Atualmente, estamos vivendo um mundo muito superficial e individualista, onde deixamos de nos preocupar com o próximo para seguir em frente. Essa nova “habilidade” vai se fortalecendo à medida que o tempo passa e os cuidados e preocupações se tornam cada vez menos relevantes. Estar atento a essas mudanças comportamentais o quanto antes fará toda diferença.

Os que não tiverem intenção para tal, em algum momento irá sucumbir, pois a vida agitada se torna superficial e sem um propósito maior. Uns adoecem e morrem, outros sobrevivem com doenças invisíveis, como a depressão, e quando estão sozinhos não lidam bem com o grande vazio.

Um exemplo disso é a quantidade de pessoas morando na rua. No início esse aumento foi assustador, mas como os níveis de ameaça se tornaram baixos, muitas vezes nem percebemos alguém dormindo ali no chão duro. Talvez o que chame mais a atenção é a violência, locais onde é comum ter tiroteio, dependendo do barulho, as pessoas continuam andando como se nada tivesse acontecendo. O que passa na sua cabeça quando você se dá conta disso?
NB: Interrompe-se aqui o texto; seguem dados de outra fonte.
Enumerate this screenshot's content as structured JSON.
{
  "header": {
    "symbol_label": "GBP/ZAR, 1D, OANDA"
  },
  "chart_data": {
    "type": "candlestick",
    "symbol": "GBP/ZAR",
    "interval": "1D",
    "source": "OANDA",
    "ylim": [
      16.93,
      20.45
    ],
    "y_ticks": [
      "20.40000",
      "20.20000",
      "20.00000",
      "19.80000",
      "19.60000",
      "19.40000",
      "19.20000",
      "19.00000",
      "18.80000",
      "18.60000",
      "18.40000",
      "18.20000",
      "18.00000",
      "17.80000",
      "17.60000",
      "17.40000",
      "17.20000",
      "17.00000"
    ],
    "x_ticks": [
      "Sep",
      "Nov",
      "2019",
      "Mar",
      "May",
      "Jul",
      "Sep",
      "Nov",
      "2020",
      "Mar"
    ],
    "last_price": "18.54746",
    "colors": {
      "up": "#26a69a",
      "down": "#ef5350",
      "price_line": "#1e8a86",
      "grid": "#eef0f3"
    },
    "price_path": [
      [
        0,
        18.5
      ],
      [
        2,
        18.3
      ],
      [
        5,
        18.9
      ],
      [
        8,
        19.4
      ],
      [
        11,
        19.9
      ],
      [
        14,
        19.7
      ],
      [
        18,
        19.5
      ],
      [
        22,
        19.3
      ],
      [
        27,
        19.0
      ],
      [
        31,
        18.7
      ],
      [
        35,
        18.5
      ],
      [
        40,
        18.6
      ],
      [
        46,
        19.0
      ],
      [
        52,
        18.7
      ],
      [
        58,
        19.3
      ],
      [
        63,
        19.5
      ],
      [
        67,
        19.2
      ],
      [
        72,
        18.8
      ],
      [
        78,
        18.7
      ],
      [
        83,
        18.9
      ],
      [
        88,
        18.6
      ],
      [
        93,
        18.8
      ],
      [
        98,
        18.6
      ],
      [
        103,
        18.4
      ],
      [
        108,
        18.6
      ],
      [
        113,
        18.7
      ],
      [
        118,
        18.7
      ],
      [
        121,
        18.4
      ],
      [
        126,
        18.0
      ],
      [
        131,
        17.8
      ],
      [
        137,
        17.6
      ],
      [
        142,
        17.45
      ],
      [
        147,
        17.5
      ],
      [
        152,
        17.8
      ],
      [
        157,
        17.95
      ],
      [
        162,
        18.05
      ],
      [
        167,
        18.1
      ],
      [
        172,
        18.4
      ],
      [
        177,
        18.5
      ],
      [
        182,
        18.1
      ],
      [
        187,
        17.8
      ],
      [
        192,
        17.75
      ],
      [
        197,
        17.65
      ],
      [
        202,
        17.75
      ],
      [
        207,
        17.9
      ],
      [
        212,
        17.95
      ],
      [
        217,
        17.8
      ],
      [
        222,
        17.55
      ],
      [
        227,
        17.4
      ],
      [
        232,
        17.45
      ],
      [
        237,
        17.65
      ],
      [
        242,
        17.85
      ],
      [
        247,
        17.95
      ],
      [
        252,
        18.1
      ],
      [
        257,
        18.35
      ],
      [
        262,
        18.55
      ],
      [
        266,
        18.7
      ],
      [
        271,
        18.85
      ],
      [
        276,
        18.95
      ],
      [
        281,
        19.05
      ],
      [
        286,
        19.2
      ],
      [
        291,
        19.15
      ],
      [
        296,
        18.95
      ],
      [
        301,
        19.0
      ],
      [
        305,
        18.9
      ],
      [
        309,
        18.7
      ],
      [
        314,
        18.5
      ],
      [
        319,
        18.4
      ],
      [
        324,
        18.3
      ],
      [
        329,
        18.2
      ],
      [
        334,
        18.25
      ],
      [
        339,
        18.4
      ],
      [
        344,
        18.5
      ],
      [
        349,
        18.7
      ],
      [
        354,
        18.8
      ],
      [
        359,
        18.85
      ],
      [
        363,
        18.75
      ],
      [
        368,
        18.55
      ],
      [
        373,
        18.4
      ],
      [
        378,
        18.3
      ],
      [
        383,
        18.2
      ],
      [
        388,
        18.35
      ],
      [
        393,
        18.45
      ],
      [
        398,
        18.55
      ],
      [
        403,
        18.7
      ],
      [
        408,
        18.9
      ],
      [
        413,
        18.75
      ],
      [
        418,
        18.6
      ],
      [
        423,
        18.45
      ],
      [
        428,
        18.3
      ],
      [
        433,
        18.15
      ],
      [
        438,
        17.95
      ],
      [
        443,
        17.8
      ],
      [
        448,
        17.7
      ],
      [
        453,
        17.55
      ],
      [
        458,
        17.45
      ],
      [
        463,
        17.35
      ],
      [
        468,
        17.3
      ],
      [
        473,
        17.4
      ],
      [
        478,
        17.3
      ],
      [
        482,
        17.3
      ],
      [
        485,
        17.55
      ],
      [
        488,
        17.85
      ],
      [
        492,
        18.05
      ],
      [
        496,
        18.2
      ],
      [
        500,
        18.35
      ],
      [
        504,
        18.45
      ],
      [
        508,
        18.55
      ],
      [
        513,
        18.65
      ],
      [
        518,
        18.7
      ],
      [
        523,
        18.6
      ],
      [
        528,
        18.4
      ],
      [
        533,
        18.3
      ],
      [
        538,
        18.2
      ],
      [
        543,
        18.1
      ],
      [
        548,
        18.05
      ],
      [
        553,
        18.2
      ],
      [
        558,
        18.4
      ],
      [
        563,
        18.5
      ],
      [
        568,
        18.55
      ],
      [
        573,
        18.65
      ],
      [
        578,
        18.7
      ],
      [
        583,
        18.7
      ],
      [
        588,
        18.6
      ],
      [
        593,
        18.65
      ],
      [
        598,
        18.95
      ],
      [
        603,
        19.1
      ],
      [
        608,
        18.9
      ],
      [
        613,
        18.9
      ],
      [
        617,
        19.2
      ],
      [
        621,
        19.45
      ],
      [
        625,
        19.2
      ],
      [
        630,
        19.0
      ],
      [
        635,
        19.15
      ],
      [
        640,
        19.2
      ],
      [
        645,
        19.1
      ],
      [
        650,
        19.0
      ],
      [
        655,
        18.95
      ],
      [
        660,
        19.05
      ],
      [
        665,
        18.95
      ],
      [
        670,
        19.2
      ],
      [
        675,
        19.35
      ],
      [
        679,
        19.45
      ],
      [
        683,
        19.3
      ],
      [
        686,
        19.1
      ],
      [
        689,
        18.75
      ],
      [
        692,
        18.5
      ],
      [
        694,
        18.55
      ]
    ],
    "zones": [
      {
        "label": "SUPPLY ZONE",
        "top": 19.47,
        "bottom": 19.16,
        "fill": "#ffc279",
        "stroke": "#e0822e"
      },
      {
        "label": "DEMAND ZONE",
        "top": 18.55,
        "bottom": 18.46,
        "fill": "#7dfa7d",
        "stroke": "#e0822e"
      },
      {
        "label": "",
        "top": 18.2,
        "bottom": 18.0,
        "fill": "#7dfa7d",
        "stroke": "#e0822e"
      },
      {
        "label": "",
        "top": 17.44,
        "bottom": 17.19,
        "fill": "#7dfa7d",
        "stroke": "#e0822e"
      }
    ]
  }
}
Uma vez, eu estava andando na rua e um garoto (mal encarado por sinal) tentou me vender uma bananada. Eu nunca compro deles nessas condições. Vários pensamentos surgem nesse momento, mas um deles me chamou a atenção que foi a imagem de uma senhorinha falando para ele parar de pedir dinheiro e trabalhar vendendo bala para ter mais dinheiro. Nesse dia específico, eu estava com pressa, disse não e passei direto, porém tive a oportunidade de ouvir o comentário dele:

“Não é possível, ninguém compra essa porcaria, que saco!”

A partir desse momento, vieram vários insights sobre o assunto e o principal, como banalizamos certas situações que trazem problemas muito piores lá na frente. Provavelmente, esse garoto vai parar de vender e voltar a roubar. Isso pra mim é muito óbvio, visto que ele tem as mesmas necessidades que eu, mas eu posso comprar algumas delas, enquanto ele não pode comprar nada!

A questão é… o que fazer? O foco desse post é apenas parar um pouco para refletir em como banalizamos certas situações que podem trazer muitos problemas, porém deixamos passar como se não fosse nada relevante. Os exemplos são situações mais grosseiros de percepção, mas podemos aperfeiçoá-los em situações mais sutis como o quanto julgamos as pessoas em função de um raciocínio que geralmente é influenciado pelos pensamentos e emoções.